9. Le armi.
Durante la sosta a Santo Stefano
furono distribuite le armi alle compagnie; solenne momento! Faceva pensare a un
altro ancor più solenne, quello di quando vicina l'ora della battaglia, i
reggimenti d'allora caricavano i fucili con quell'indescrivibile ronzio di
bacchette tutte piantate a un tempo nelle canne, che dava il raccapriccio e il
cupo sentimento della morte. Quelle armi erano vecchi fucili di avanti il '48,
trasformati da pietra focaia a percussione, lunghi, pesanti, rugginosi, tetri.
Stava legata a ciascun fucile una baionetta nel fodero cucito a un cinturone di
cuoio nero, con certa piastra da fermarselo alla vita e certa cartucciera
proprio da far malinconia a provarsela. Oggi non se ne vorrebbe servire, per
così dire, neppure un bandito. Eppure nessuno se ne lagnò.
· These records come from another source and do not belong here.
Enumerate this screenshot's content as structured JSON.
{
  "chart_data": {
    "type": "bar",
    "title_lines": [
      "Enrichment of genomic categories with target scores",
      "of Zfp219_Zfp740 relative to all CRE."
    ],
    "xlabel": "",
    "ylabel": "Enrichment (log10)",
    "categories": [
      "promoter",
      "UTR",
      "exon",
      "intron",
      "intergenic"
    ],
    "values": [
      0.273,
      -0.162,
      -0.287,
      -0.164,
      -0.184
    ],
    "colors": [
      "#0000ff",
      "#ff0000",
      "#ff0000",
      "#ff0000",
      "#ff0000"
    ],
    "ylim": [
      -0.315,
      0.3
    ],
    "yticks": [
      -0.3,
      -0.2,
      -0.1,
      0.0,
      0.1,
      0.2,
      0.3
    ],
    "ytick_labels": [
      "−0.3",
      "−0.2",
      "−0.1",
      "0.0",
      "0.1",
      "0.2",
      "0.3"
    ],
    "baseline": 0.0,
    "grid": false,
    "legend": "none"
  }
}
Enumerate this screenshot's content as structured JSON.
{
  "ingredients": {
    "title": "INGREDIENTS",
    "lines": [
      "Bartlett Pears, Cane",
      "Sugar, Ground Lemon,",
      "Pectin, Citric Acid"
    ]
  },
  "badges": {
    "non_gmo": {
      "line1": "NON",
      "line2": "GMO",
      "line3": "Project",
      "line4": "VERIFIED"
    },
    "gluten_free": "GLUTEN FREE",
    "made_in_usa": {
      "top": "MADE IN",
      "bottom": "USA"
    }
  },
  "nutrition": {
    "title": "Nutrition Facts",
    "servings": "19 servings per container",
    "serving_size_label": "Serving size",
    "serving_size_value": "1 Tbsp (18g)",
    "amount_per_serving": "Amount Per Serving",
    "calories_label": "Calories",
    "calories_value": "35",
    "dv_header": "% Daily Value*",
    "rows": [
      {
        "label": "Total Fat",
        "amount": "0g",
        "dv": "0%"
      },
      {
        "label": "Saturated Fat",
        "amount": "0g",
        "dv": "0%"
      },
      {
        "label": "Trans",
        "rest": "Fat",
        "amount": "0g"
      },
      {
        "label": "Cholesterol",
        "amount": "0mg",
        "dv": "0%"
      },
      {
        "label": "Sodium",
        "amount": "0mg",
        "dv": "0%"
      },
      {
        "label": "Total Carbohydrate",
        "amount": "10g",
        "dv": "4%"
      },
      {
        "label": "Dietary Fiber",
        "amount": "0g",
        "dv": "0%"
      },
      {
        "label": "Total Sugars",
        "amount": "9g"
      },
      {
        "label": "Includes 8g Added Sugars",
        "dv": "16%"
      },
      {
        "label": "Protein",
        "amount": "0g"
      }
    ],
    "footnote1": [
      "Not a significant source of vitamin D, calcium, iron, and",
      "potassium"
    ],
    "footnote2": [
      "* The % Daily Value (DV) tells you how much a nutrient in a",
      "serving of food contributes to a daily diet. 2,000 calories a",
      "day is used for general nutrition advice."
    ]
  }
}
Insieme con
quell'arma, ognuno ricevette venti cartucce, e se le mise a posto con gran cura.
Quelle povere cose erano tutte le risorse di cui Garibaldi poteva disporre.
Povero Garibaldi! Nell'ultimo momento che stette in quelle acque, un suo
compagno d'altri tempi che lo aveva seguito nei mari della Cina e che poi aveva
perduto una gamba combattendo pei liberali del Perù, bel soldato, vivacissimo
ingegno, voleva seguirlo così mutilato com'era anche a quella sua bella guerra.
Egli dovette supplicarlo di andarsene, e infine comandarglielo. Furono lagrime!
Ma Stefano Siccoli dovè ubbidire, discendere, veder da terra salpare l'ancora,
stringersi il cuore perché non gli scoppiasse. Però aveva già il suo proposito
bell'e formato: egli avrebbe raggiunto Zambianchi.